The auctions in June of a golden-period Stradivari violin and a violin by Guarneri ‘del Gesù’ have put the spotlight once again on classical Cremonese instruments and their value. Bidding for the c.1714 ‘da Vinci, ex-Seidel’ Stradivari at Tarisio was set to start at $8m (£6.3m), with expectations that the violin could sell for upwards of $15m, possibly beating the $15.9m auction record held by the ‘Lady Blunt’ Stradivari. The 1736 ‘del Gesù’ being auctioned by French house Aguttes carried an estimate of €4m–€4.5m, with the firm suggesting €10m as a realistic outcome. But what does talk of auction records being broken mean in a world where these old instruments are so far beyond the buying power of players?

It’s rare, in the first place, for such instruments to be put up for auction and not sold privately. Sellers and the public get transparency, but for some observers, the attention on multimillion-dollar Cremonese violins is just an extreme example of a hyping of old instruments that is holding back the evolution of the violin. ‘As long as old instruments are hyped in such a way, it will continue to have a very stifling effect on modern making,’ says Dirk Jacob Hamoen, founder and head of the Dutch Violin Making School. ‘Most modern makers do not dare to experiment. We could easily have lived in the second golden age of violin making were it not for the problem that so many people say, “Of course we’re not going to play a new violin if we can afford an old one.” But I have met many old violins whose sound is nothing special.’

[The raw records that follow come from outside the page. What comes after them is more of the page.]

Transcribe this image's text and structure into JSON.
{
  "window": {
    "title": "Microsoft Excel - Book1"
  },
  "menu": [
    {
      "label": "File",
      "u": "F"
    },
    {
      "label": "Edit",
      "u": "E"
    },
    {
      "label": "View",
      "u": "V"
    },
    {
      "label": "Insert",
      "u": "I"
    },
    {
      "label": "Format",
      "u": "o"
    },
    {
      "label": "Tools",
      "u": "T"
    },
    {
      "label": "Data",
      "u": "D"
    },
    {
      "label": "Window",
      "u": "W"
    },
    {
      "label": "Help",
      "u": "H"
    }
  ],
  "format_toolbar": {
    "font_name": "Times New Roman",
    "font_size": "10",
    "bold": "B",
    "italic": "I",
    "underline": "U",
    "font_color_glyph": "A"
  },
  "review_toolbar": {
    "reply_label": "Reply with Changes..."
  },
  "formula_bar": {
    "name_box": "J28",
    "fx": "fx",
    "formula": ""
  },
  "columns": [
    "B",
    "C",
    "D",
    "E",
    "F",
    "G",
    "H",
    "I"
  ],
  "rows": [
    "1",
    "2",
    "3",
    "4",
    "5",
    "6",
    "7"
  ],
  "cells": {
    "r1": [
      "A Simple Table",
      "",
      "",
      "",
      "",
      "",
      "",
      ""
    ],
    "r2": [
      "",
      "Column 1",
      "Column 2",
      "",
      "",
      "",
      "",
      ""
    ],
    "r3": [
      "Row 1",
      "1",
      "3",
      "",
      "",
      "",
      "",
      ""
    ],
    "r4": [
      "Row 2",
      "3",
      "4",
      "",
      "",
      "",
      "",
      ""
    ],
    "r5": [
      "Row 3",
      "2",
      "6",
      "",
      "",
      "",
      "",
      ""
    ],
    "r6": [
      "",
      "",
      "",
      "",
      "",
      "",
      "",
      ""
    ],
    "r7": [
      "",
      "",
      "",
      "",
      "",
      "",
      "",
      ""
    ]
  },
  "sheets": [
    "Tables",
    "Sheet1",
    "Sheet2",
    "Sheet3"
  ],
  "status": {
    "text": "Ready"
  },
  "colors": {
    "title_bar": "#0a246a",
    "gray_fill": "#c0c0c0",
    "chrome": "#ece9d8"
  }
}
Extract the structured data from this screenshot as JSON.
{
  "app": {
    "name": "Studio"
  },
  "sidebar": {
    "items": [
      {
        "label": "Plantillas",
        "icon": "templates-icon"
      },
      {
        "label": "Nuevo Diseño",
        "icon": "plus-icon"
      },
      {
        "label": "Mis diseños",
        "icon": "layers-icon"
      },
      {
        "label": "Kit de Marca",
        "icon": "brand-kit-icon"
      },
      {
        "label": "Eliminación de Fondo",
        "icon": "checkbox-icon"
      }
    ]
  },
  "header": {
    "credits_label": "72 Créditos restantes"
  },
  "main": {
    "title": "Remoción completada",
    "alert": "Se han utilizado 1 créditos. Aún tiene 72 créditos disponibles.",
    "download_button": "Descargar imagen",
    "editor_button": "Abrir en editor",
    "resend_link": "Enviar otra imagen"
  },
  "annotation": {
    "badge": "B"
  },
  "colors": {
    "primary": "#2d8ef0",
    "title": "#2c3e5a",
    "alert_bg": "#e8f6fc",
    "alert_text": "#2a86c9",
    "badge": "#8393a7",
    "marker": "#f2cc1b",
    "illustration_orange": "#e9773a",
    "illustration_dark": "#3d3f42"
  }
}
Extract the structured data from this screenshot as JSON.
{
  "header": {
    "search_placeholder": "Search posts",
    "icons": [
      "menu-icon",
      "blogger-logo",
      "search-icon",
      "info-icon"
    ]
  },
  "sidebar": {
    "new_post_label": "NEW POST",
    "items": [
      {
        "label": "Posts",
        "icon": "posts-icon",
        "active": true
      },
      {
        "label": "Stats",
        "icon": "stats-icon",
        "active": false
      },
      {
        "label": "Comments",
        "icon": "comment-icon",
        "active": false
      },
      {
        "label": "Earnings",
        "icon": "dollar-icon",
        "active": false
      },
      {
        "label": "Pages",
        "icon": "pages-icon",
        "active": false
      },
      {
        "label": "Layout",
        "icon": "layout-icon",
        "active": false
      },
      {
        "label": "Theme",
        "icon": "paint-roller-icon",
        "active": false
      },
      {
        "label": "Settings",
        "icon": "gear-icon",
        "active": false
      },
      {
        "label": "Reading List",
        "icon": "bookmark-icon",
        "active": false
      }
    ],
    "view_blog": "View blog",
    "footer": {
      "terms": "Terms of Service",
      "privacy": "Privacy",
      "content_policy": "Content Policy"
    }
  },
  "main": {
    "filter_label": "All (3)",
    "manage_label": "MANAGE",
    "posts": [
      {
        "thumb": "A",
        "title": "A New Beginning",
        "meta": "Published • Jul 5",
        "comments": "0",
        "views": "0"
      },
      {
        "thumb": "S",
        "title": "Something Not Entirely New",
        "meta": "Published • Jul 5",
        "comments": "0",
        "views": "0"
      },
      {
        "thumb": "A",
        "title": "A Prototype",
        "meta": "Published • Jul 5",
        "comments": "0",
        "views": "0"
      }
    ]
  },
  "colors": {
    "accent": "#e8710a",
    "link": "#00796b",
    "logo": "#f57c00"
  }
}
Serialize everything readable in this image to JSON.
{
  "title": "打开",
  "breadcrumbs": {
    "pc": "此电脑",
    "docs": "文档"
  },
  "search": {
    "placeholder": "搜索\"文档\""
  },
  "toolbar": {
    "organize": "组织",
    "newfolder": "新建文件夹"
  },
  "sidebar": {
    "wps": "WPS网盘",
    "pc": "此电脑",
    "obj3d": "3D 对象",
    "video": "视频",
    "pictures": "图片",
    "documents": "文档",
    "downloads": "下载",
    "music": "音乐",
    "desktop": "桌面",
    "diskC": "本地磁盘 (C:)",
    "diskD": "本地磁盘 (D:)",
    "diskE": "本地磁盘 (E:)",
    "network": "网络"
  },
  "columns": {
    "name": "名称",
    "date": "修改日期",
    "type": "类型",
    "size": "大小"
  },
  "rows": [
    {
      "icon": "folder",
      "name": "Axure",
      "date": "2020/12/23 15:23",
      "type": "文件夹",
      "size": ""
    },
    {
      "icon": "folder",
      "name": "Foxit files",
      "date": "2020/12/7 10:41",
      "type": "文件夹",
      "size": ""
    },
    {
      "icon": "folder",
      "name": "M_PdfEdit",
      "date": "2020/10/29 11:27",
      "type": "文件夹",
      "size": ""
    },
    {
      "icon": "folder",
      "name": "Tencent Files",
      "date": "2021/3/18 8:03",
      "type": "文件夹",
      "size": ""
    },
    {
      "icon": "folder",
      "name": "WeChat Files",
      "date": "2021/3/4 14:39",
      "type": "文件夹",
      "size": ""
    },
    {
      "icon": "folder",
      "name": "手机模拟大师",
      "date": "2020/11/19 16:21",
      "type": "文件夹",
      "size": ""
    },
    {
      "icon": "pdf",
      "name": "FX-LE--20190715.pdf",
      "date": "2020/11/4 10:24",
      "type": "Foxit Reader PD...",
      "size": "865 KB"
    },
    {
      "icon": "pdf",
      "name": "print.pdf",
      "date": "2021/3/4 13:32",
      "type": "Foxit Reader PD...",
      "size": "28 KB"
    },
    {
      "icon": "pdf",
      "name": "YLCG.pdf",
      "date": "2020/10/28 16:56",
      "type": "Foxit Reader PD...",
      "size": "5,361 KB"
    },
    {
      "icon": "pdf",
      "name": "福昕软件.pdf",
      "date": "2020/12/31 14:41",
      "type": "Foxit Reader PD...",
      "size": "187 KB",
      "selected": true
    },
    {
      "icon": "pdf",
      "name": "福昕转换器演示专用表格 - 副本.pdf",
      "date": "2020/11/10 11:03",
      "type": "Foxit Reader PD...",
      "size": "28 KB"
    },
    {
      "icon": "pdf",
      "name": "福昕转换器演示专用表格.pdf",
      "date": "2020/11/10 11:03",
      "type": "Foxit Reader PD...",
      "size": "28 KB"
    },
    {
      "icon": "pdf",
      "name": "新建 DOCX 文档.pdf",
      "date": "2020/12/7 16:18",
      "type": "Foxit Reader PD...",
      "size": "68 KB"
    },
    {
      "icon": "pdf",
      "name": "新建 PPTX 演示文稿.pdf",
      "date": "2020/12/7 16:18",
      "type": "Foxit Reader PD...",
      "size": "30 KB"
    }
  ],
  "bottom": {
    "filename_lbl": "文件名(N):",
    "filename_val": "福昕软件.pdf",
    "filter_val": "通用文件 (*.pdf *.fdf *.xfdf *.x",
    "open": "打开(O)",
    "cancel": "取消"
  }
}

Judgements on tonal quality can be subjective, and the price tag of classical Cremonese violins is linked to so much more than their sound, but is it an anachronism for so many star soloists still to be using Stradivaris that were never intended for today’s playing demands and concert halls, in an era when modern makers can build violins with the kind of sound that young players want and have grown up hearing? Violin expert, author and appraiser Philip Kass says: ‘The driving force in playing over the past hundred years has been “bigger, louder, harder”. And so players are asking things of old instruments that simply weren’t designed for that kind of treatment. With a lot of 18th-century instruments, you cannot push them that hard because you lose exactly what it is that makes them beautiful – that colour of sound that requires a lighter bow stroke, a softer string, with more sound achieved by velocity than through pressure. Except in the early music world, modern playing is all designed around pressure, and modern instruments have been built in a way that will try to generate exactly the sound that young players are growing up with in conservatoires.’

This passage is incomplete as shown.